O chefe de arbitragem da Fifa, Pierluigi Collina, saiu em defesa do árbitro brasileiro Raphael Claus na noite desta segunda-feira, afirmando ter “total confiança” no juiz e ressaltando sua experiência e integridade. Claus segue entre os juízes elegíveis para serem escalados na Copa do Mundo, segundo apuração do ge.
Raphael Claus no centro da polêmica
No comunicado oficial assinado pela Fifa e pela comissão de arbitragem, Collina afirmou que Raphael Claus é “um dos principais árbitros profissionais do mundo” e um membro valioso do ‘Team One’ na competição. A nota lembra que Claus já atuou em edições anteriores do Mundial e destacou a consistência do juiz ao longo da carreira.
A declaração de Collina surge após críticas públicas ao trabalho do árbitro brasileiro, feitas por autoridades e torcedores após a expulsão do atacante Balogun, dos Estados Unidos, no duelo contra a Bósnia e Herzegovina. A comissão disciplinar da Fifa decidiu suspender a punição por um ano, condição que permite ao jogador disputar as oitavas de final, decisão que gerou repercussão internacional.
O episódio ganhou ainda mais atenção quando o presidente dos Estados Unidos, Donald Trump, afirmou ter pedido a Gianni Infantino a revisão da suspensão de Balogun e classificou a atuação do árbitro como “suspeita”. A Fifa, no entanto, reafirmou a seleção criteriosa do grupo de árbitros e a confiança em seus profissionais.
Repercussões e apoio de entidades
A posição pública de Collina foi acompanhada por manifestações de confederações e federações. A Conmebol, a CBF e a Federação Paulista de Futebol publicaram notas em defesa do trabalho de Raphael Claus, ressaltando a necessidade de resguardar a independência da arbitragem. A Federação Paulista também divulgou um comunicado específico sobre o caso, destacando apoio ao árbitro FPF defende Raphael Claus após crítica de Trump.
Além disso, a própria comissão que analisou a expulsão de Balogun manteve o entendimento sobre o lance e a punição original, decisão que foi objeto de recurso e debate público. Para contextualizar o processo disciplinar e a presença de Claus na competição, matérias locais detalharam o papel do árbitro no episódio e na suspensão do cartão do atacante norte-americano Raphael Claus é pivô na suspensão do cartão de Balogun pela Fifa.

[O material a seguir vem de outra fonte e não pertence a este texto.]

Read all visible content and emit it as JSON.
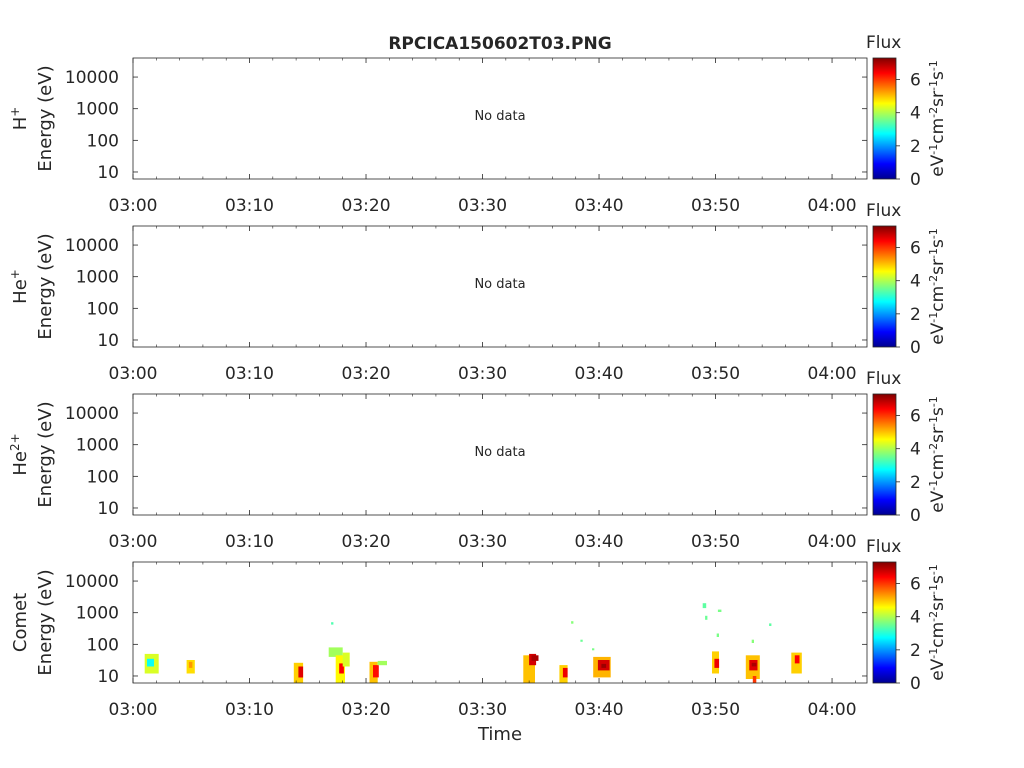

Fontes jornalísticas apontaram ainda que houve contatos entre representantes americanos e instâncias da Fifa — informação que intensificou a cobertura internacional e motivou reivindicações formais por parte de federações adversárias, entre elas a Bélgica. A própria Comissão da Fifa confirmou detalhes sobre a expulsão e o procedimento adotado Comissão da Fifa confirma Expulsão de Balogun e apoia Raphael Claus.
O que disse a Fifa e o papel do Team One
No texto divulgado, a Fifa destacou que os árbitros do chamado Team One foram selecionados por um processo rigoroso que avaliou habilidades, consistência e qualidade em um período prolongado. Collina e a comissão de arbitragem, segundo a nota, mantêm plena confiança na atuação de Raphael Claus e nos critérios que embasam as escolhas para o torneio.

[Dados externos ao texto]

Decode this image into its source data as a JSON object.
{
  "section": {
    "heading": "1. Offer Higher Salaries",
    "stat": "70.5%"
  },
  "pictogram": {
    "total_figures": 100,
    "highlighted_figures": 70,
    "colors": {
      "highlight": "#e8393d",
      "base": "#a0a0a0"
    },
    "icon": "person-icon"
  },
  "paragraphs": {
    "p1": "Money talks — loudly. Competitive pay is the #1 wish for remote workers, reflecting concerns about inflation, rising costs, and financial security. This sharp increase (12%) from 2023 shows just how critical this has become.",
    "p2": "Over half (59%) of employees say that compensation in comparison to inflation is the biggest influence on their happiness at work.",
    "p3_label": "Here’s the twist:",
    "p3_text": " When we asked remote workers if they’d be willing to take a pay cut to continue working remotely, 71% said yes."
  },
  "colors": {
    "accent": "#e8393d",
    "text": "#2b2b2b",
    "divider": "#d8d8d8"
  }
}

- Reconhecimento público: Collina elogiou a carreira e a conduta profissional de Raphael Claus.
- Processo disciplinar: a suspensão de Balogun foi convertida em pena condicional por um ano.
- Reações institucionais: Conmebol, CBF e federações locais manifestaram apoio ao árbitro.

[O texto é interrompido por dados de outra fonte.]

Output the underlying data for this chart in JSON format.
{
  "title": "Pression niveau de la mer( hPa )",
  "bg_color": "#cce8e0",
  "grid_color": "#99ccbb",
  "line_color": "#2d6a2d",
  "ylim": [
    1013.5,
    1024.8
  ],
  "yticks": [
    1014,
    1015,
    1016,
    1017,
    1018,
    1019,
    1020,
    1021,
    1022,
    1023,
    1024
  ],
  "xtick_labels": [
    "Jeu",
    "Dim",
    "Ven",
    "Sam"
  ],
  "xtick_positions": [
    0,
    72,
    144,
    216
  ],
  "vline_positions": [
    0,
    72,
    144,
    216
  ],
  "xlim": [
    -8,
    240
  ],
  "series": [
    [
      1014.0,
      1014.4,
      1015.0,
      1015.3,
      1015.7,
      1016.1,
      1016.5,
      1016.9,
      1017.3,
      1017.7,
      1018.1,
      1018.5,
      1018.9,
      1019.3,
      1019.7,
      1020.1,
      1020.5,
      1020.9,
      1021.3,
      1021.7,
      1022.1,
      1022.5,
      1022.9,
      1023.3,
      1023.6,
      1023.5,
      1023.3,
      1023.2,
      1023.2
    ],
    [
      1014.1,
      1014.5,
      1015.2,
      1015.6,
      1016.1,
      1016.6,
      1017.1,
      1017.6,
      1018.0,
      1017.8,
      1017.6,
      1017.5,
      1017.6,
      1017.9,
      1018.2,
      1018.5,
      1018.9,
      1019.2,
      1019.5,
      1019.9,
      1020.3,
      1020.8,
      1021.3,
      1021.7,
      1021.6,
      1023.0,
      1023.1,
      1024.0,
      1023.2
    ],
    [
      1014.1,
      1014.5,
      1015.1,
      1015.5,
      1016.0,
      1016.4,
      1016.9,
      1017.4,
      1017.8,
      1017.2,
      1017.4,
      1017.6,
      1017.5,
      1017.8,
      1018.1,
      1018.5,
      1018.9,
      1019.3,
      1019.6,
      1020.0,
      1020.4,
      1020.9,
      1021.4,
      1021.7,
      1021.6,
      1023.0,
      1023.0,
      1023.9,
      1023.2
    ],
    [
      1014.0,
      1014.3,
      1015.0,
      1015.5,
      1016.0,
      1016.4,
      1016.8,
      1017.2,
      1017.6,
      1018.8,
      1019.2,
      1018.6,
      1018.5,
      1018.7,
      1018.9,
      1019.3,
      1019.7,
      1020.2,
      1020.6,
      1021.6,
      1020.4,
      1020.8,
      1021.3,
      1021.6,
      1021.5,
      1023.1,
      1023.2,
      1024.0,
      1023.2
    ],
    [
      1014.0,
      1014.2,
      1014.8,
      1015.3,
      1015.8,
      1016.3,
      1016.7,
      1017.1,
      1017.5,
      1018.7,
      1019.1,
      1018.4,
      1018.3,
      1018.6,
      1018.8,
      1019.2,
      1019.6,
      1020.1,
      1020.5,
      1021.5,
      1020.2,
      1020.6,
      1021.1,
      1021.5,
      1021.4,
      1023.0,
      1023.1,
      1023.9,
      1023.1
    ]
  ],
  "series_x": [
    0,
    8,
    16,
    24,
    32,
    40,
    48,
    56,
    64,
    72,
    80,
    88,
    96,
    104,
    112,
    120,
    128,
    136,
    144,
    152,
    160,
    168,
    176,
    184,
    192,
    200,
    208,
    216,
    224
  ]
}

O presidente da Fifa, Gianni Infantino, também reforçou, em postagem pública, a importância de respeitar os árbitros e as regras que governam o jogo. A mensagem buscou resguardar a autoridade das instâncias que administram o torneio e a integridade dos profissionais escalados.
Implicações imediatas
Com a manifestação de Collina, Raphael Claus permanece apto a ser escalado nas próximas partidas da Copa do Mundo, conforme a própria Fifa confirmou. A continuidade do árbitro no torneio foi vista por fontes próximas ao trabalho de arbitragem como uma reafirmação do procedimento interno da entidade.
Enquanto isso, a polêmica deve seguir em debate público e jurídico durante os próximos dias, com federações e torcidas acompanhando eventuais desdobramentos. A disputa entre a necessidade de transparência e a proteção ao quadro de árbitros é um dos eixos centrais do episódio.
Em meio às pressões e às manifestações institucionais, a defesa pública de Collina busca resgatar a confiança da competição nas decisões técnicas e evitar que questionamentos externos comprometam o trabalho dos profissionais no gramado.
Para leitores que acompanham a cobertura do Mundial e os desdobramentos do caso, as fontes oficiais da Fifa e as notas de confederações trazem o posicionamento consolidado até o momento, enquanto possíveis recursos ou ações diplomáticas entre federações ainda são acompanhados pela imprensa internacional.